街を歩いていたら、すれ違う人がいい感じのスニーカーを履かれてた。

よく見たら、MOONSTARの文字

そう!福岡の靴です。

MOONSTARの最近のラインナップって、正直あんまり追えていなかったんですよね。というのも、わたしの中でMOONSTARは「学生の上履き・体育館シューズを作っている老舗メーカー」というイメージが強くて。

(もちろんそれも今もやっているんですけど)

でも、なんだか最近の見た目、けっこう変わっていませんか。上履きの会社が、街で履けるスニーカーを作っている。ということで調べてみたら良さげなんですよね!

これは実物を見に行かないと・・・と思って直営店に足を運びました。試着した結果、想像以上に良かった。


何より驚いたのが価格


看板ラインの「810s(エイトテンス)」というカテゴリ、ほぼ全部1万円以下でした。

今日は、その中でも特に印象に残ったモデルを紹介します。


MOONSTARの共通の特徴は「かかとの柔らかさ」

先に、810sラインを何足も試着して見えてきた共通の特徴の話をさせてください。

これを押さえておくと、モデル選びが一気にラクになります。

結論から言うと、810sは全体的にヒールカウンター(かかと周りを支える芯材)が柔らかめに作られています。昔ながらの日本の靴らしい設計、と言ってもいいかもしれません。

柔らかいヒールカウンターには、いいところも注意点もあります。


⭕️良いところ

履いた瞬間からかかとに馴染みやすいこと。

硬い靴で「かかとに靴ずれができた」という経験、みんなありますよね。あれが起きにくい。

△ 注意点

回内(かかとが内側に倒れやすい状態)が強めの人にとって、かかとの内側傾きを感じやすいこと。わたし自身がまさに外反母趾・扁平足傾向の回内足なので、これは結構ハッキリ分かりました。

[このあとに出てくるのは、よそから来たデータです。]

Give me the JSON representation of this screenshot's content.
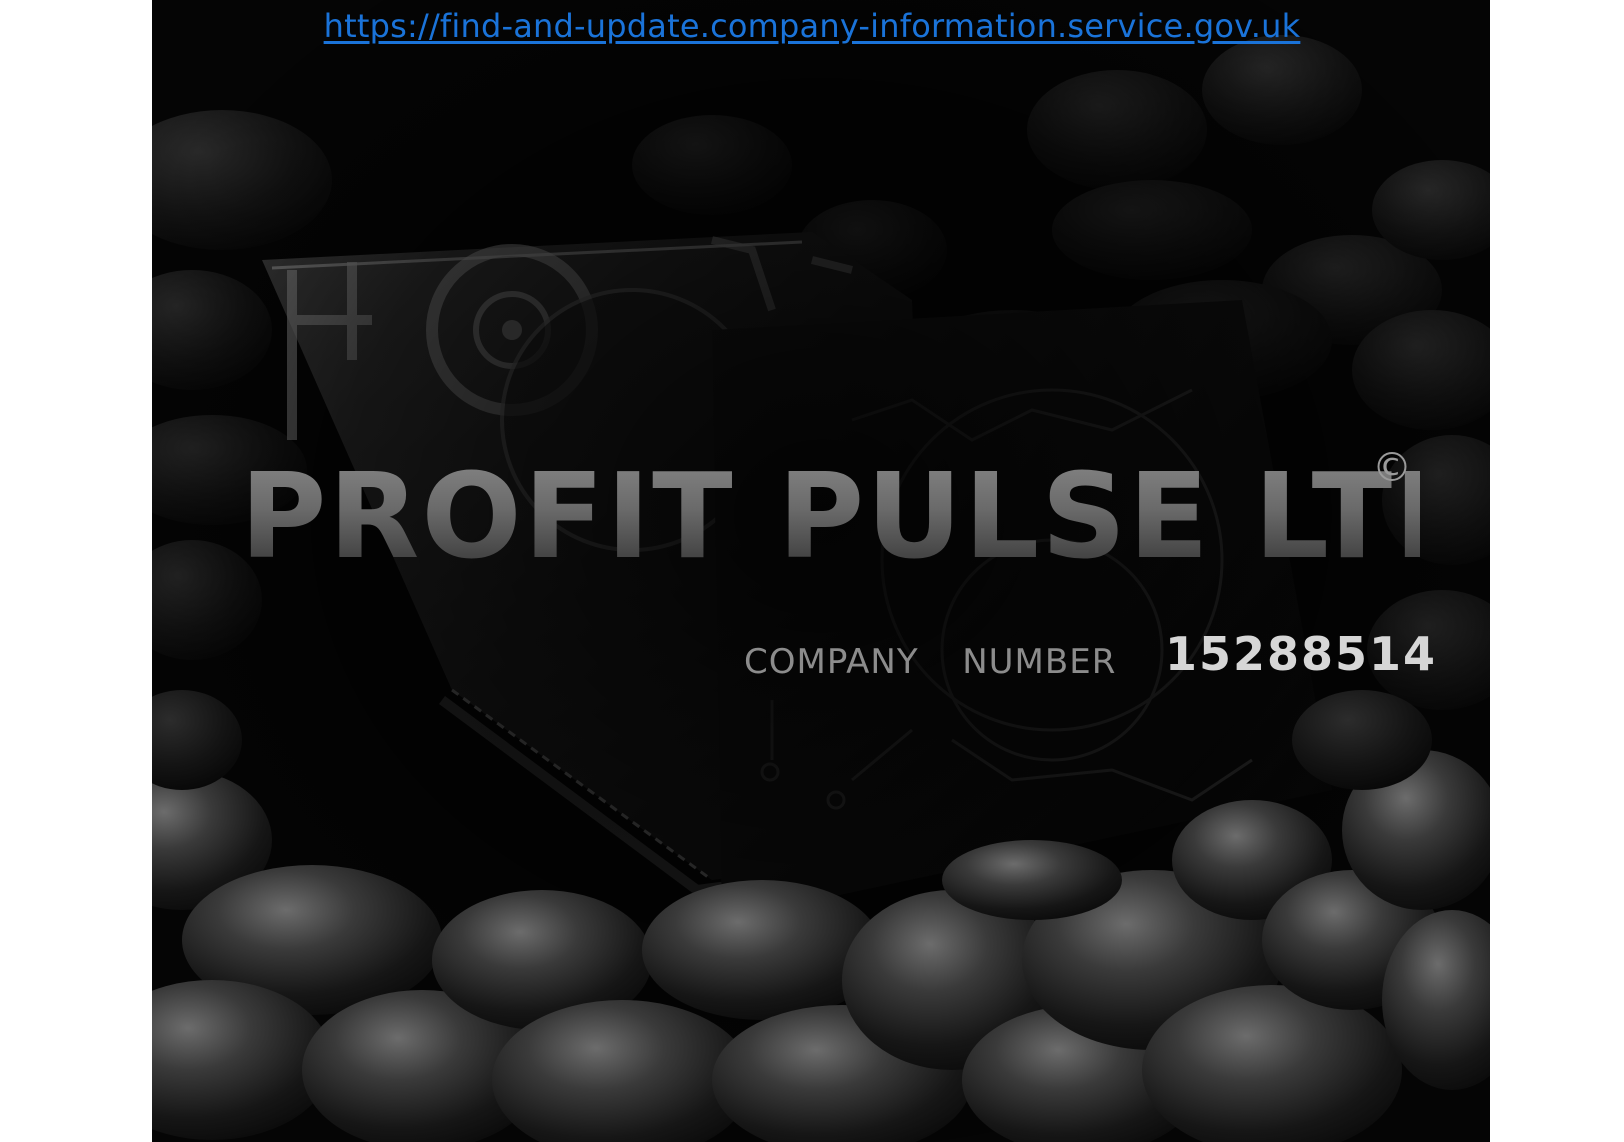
{
  "link": {
    "url_text": "https://find-and-update.company-information.service.gov.uk"
  },
  "poster": {
    "company_name": "PROFIT PULSE LTD",
    "copyright_symbol": "©",
    "number_label": "COMPANY  NUMBER",
    "company_number": "15288514"
  },
  "colors": {
    "link": "#1a73d9",
    "background": "#050505",
    "page": "#ffffff"
  },
  "icons": {
    "background_image": "black-stones-wallet-card-photo"
  }
}
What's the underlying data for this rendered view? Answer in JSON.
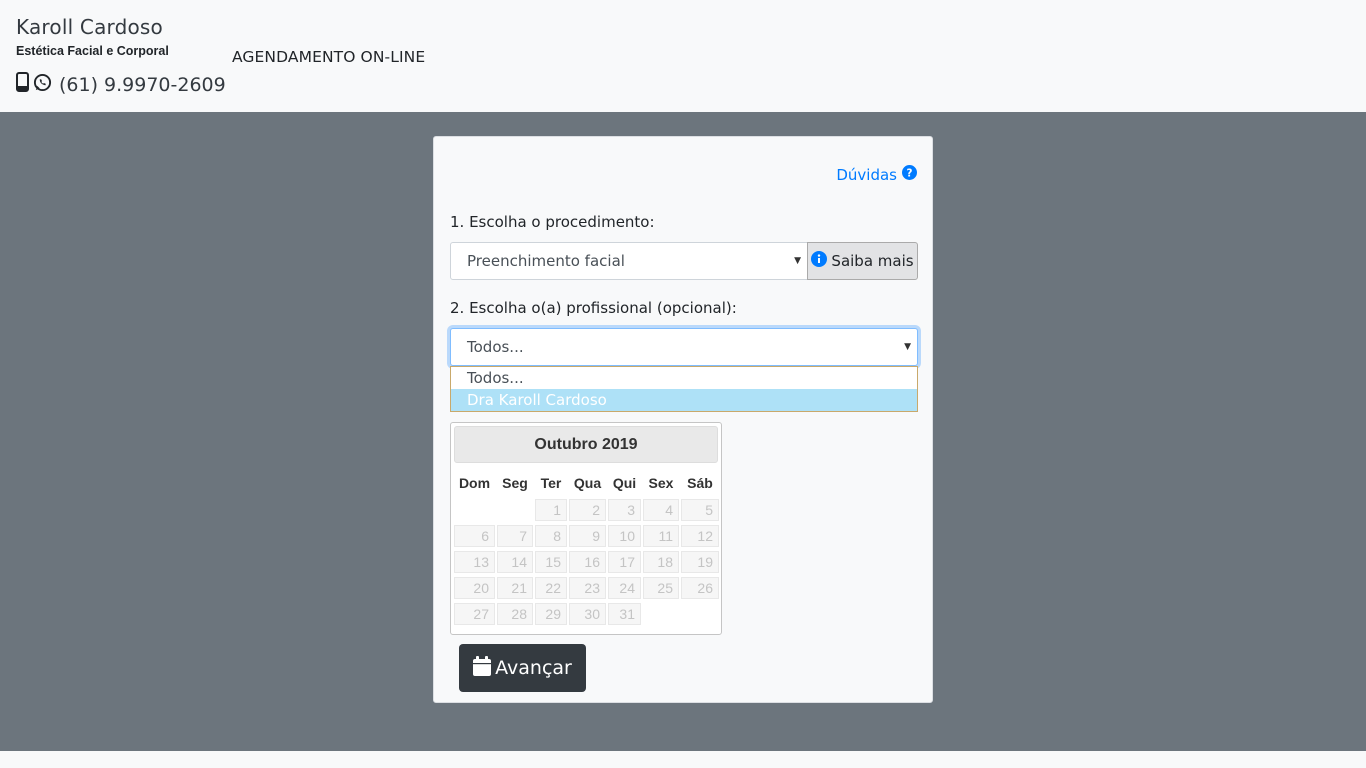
{
  "header": {
    "brand_name": "Karoll Cardoso",
    "brand_subtitle": "Estética Facial e Corporal",
    "phone": "(61) 9.9970-2609",
    "nav_link": "AGENDAMENTO ON-LINE"
  },
  "form": {
    "help_label": "Dúvidas",
    "step1_label": "1. Escolha o procedimento:",
    "procedure_value": "Preenchimento facial",
    "saiba_mais_label": "Saiba mais",
    "step2_label": "2. Escolha o(a) profissional (opcional):",
    "professional_value": "Todos...",
    "professional_options": [
      "Todos...",
      "Dra Karoll Cardoso"
    ],
    "professional_highlighted": "Dra Karoll Cardoso",
    "advance_label": "Avançar"
  },
  "calendar": {
    "month_title": "Outubro 2019",
    "weekdays": [
      "Dom",
      "Seg",
      "Ter",
      "Qua",
      "Qui",
      "Sex",
      "Sáb"
    ],
    "first_weekday_index": 2,
    "days": [
      1,
      2,
      3,
      4,
      5,
      6,
      7,
      8,
      9,
      10,
      11,
      12,
      13,
      14,
      15,
      16,
      17,
      18,
      19,
      20,
      21,
      22,
      23,
      24,
      25,
      26,
      27,
      28,
      29,
      30,
      31
    ],
    "days_disabled": true
  },
  "colors": {
    "background_main": "#6c757d",
    "link": "#007bff",
    "button_dark": "#343a40",
    "dropdown_highlight": "#aee1f7"
  },
  "icons": {
    "phone": "mobile-phone-icon",
    "whatsapp": "whatsapp-icon",
    "help": "question-circle-icon",
    "info": "info-circle-icon",
    "calendar": "calendar-icon",
    "caret": "caret-down-icon"
  }
}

じゃあ回内が強めの人はMOONSTARを諦めるしかないのかというと、そうじゃないん。810sの中には、この「柔らかいカウンター」の弱点をモデルごとに違うアプローチで解決しているものがあります。

ちゃんと救済策がある。

なお、モーションコントロール系のシューズが後足部の内側への倒れ込み(rearfoot eversion)を統計的に減らすことは、2025年のメタアナリシスでも示されています。ヒールカウンターの剛性は、ただの履き心地の話じゃなくて、足の動きそのものに影響する要素なんです。

ですので、ムーンスターは

  • 動きやすさ

  • 日常生活動作のしやすさ

つまり、普段の生活を快適にするという点
に重きを置いている印象があります。


ET001 キッチェ|厨房生まれの意外な履きやすさ

まず紹介したいのが、ET001
定価は7,150円です。

セールがかかったら5,110円・・・

これは厨房や食品工場で使われるキッチンシューズがベースになっているモデル。

キッチンシューズの血統なので、当然、床が濡れていても滑りにくい。雨の日でも安心です。

一般的なキッチンシューズって、正直、街で履くには靴底が硬すぎて歩きにくいことが多いんですよね。でも、キッチェはそこを普段履き向けに調整してあるみたいで、足なじみが悪くない。

また、甲まわりのベルトがめちゃくちゃ太くて長いのが特徴。これ、履いてみて分かったんですが、足入れがものすごくラク。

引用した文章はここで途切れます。